Research Study Abstract

The association between the parental perception of the physical neighborhood environment and children’s location-specific physical activity

  • Published on June 19, 2015

Background: The relationship between children’s physical neighborhood environment and their physical activity, has been largely investigated. However in recent reviews, only a few significant and consistent direct associations between children’s physical neighborhood environment and their physical activity were found. This is possibly due to the fact that the location where children’s physical activity took place, is insufficiently specified. Therefore, this study aimed to investigate the association between parental perceived neighborhood characteristics and children’s physical activity in clearly defined environments.
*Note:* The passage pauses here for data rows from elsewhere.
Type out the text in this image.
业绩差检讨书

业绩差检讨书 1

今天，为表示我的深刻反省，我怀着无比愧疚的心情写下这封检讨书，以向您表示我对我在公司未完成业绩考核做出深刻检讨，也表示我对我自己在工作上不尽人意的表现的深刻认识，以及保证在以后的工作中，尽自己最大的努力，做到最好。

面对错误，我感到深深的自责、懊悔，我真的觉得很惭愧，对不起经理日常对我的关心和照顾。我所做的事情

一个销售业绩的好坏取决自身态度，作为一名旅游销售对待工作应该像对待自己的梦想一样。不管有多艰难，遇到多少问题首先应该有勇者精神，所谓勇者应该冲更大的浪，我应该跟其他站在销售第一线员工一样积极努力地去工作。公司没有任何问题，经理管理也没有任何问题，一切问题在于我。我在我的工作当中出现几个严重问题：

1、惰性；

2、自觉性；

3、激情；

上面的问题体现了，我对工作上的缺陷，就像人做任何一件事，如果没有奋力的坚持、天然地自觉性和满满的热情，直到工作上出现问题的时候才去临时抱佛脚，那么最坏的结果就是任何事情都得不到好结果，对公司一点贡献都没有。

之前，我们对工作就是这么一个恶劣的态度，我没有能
Methods: Children (9–12 years; n = 606) wore an ActiGraph accelerometer for 7 days. Parents completed the parental version of the Neighborhood Environmental Walkability Scale questionnaire and reported on children’s physical activity in specific locations: physical activity in nearby streets and on sidewalks, physical activity in public recreation spaces and physical activity in the garden. Multilevel logistic regression analyses were conducted in MLwiN 2.30.

Results: Children were more likely to be active in nearby streets and on sidewalks, if their parents perceived lower street connectivity (OR = 0.479; 95 % CI = 0.33 and 0.70), higher land use mix accessibility (OR = 1.704; 95 % CI = 1.25 and 2.33) and more crime safety (OR = 1.879; 95 % CI = 1.29 and 2.74). Children whose parents perceived higher presence of recreation facilities (OR = 1.618; CI = 1.23; 2.12) were more likely to be active in public recreation spaces. No environmental neighborhood variables were related to physical activity in the garden and overall moderate- to vigorous-intensity physical activity.

Conclusions: The parental perceived physical neighborhood environment relates differently to physical activity in different locations. In order to develop effective interventions, it seems promising to further investigate the association between location-specific physical activity and specific neighborhood environmental correlates.